In the world of collegiate track and field, there are few times busier and more anticipated than the second weekend in May.
Traditionally, its Friday and Saturday are reserved for major meets in the run-up to national championships.
And in the case of the Simon Fraser Clan, it’s almost always the time when the team packs its bags and heads stateside to compete in the NCAA Div. 2 Great Northwest Athletic Conference championship meet.
Of course for SFU head coach Brit Townsend and her two distance-running daughters — Dana and Addy — that has turned Mother’s Day into an annual travel day back to the Lower Mainland.
“It’s different than the Mother’s Day that a lot of other people have, but we’ve gotten used to it,” says Addy, the Clan junior who on Saturday captured the conference’s 1500m title (4:24.59), beating out the pre-race favourite, Alaska Anchorage’s Caroline Kurgat.
After all of the years she has spent at meets on the road and away from her family, having this window of her career to celebrate Mother’s Day in the company of her daughters has allowed Brit Townsend to truly appreciate the dual titles of coach and mom.
“For me to be able to see them fit and healthy and pursuing their dreams, and to know that they are good students and good people, that is my Mother’s Day gift,” the elder Townsend said of celebrating Mother’s Day this morning at the GNAC’s championship site south of Portland at Monmouth’s Western Oregon University.
“I have been fortunate that they are in the program at SFU so that I have been able to share in their successes,” added Townsend of Dana who is a redshirt senior, and Addy who is a junior.
The mom can remember the kinds of tough lessons her daughters have learned over this weekend, like back in 2016 when freshman Addy, new to the rigours of collegiate competition, ran less than her best in the middle-distance events that she now carries national rankings.
“Two years ago at GNACs, I can remember her in the middle of the field in tears, devastated that she didn’t run well,” her mom remembers. “I remember I pretty much had to push her into the 4x400m relay at the end of the day and they (Townsend, Bryce West, Alana Mussatto and Sophie Dodd) wound up winning.

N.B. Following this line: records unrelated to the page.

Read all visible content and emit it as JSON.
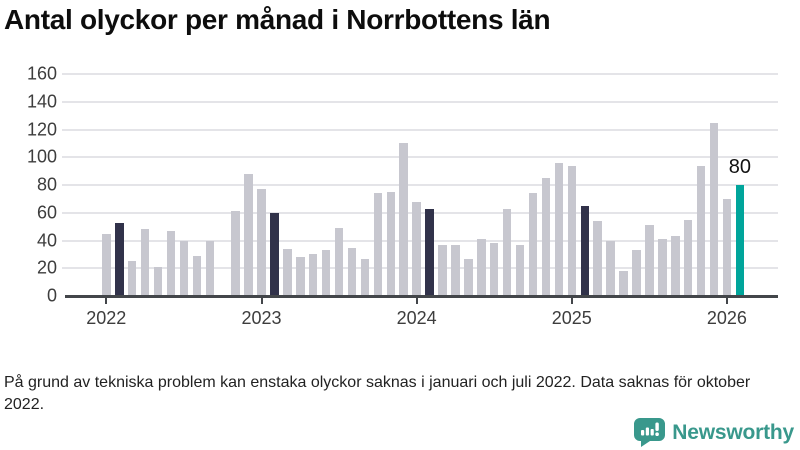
{
  "title": "Antal olyckor per månad i Norrbottens län",
  "footnote": "På grund av tekniska problem kan enstaka olyckor saknas i januari och juli 2022. Data saknas för oktober 2022.",
  "branding": {
    "logo_text": "Newsworthy",
    "logo_icon": "newsworthy-speech-bubble-chart-icon",
    "logo_color": "#39988c"
  },
  "chart_data": {
    "type": "bar",
    "title": "Antal olyckor per månad i Norrbottens län",
    "x_start_month": "2022-01",
    "x_end_month": "2026-02",
    "categories_note": "one bar per month, Jan 2022 - Feb 2026; null = missing month (Oct 2022)",
    "values": [
      45,
      53,
      25,
      48,
      21,
      47,
      40,
      29,
      40,
      null,
      61,
      88,
      77,
      60,
      34,
      28,
      30,
      33,
      49,
      35,
      27,
      74,
      75,
      110,
      68,
      63,
      37,
      37,
      27,
      41,
      38,
      63,
      37,
      74,
      85,
      96,
      94,
      65,
      54,
      40,
      18,
      33,
      51,
      41,
      43,
      55,
      94,
      125,
      70,
      80
    ],
    "highlight_dark_indexes": [
      1,
      13,
      25,
      37
    ],
    "highlight_dark_meaning": "February of each previous year",
    "accent_index": 49,
    "accent_meaning": "latest month (February 2026)",
    "annotation": {
      "index": 49,
      "text": "80"
    },
    "year_ticks": [
      {
        "label": "2022",
        "index": 0
      },
      {
        "label": "2023",
        "index": 12
      },
      {
        "label": "2024",
        "index": 24
      },
      {
        "label": "2025",
        "index": 36
      },
      {
        "label": "2026",
        "index": 48
      }
    ],
    "y_ticks": [
      0,
      20,
      40,
      60,
      80,
      100,
      120,
      140,
      160
    ],
    "ylim": [
      0,
      160
    ],
    "xlabel": "",
    "ylabel": "",
    "grid": "horizontal",
    "legend": "none",
    "colors": {
      "bar_default": "#c7c7cf",
      "bar_highlight_dark": "#31324a",
      "bar_accent": "#00a59b",
      "gridline": "#e4e4e8",
      "axis": "#43464a"
    }
  }
}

So sharing the lows and the highs is to me a great reward. It’s been a gift.”
One that keeps giving.
On Saturday, Addy Townsend and Dodd continued their dominance in the same race, teamming with Renate Bluschke and Nicole Lindsay to win gold again.
Of course once Sunday’s five-hour trip back home is complete, there will be some time to finish the day off in style.
“There’s always some sort of family dinner,” says Addy. “A big steak dinner, or maybe The Teahouse in Stanley Park?”
Some of the Clan’s highlighted women’s finishes on Saturday:
*Meyer Quanynor placed second in the 100m (12.24 seconds) and also finished sixth in the 200m.
*Bluschke finished third in the 400m (56.32).
*Dodd, who had the No. 1 time in qualifying Friday for the 800m, took second (2:08.29) behind champ Danielle McCormick (2:08.25) of Alasksa Anchorage, with Townsend third at 2:10.06.
*Aly Ginther and Rebecca Bassett finished third (17:08.84) and sixth (17:28.33) respectively in the 5000m final.
On Friday, Reta Dobie won the 3,000m steeplechase (10:43.38).
Seattle Pacific was the women’s team champion while SFU finished sixth.
On the men’s side:
*Vlad Tsygankov won the 400m hurdles in a meet record time of 52.12 while teammate Johsua Adhemar was fourth.
*Joel Webster took to the medal podium with a third-place finish in the 400m final (48.51).
*Nathan Mah was fourth in the 100m (10.75 seconds) and sixth in the 200m.
*Sean Miller (14:51.04) and Oliver Jorgenson (15:00.04) took third and fourth in the 5,000m.
Jorgenson (8:59.19) and Braeden Charlton (9:04.89) took second and third in the 3,000m steeplechase.
The SFU 4x400m relay team of Adhemar, Tsygankov, Hameet Dhillon and Webster was fourth in a time of 3:16.72.
Concordia was the men’s team champion while SFU finished eighth.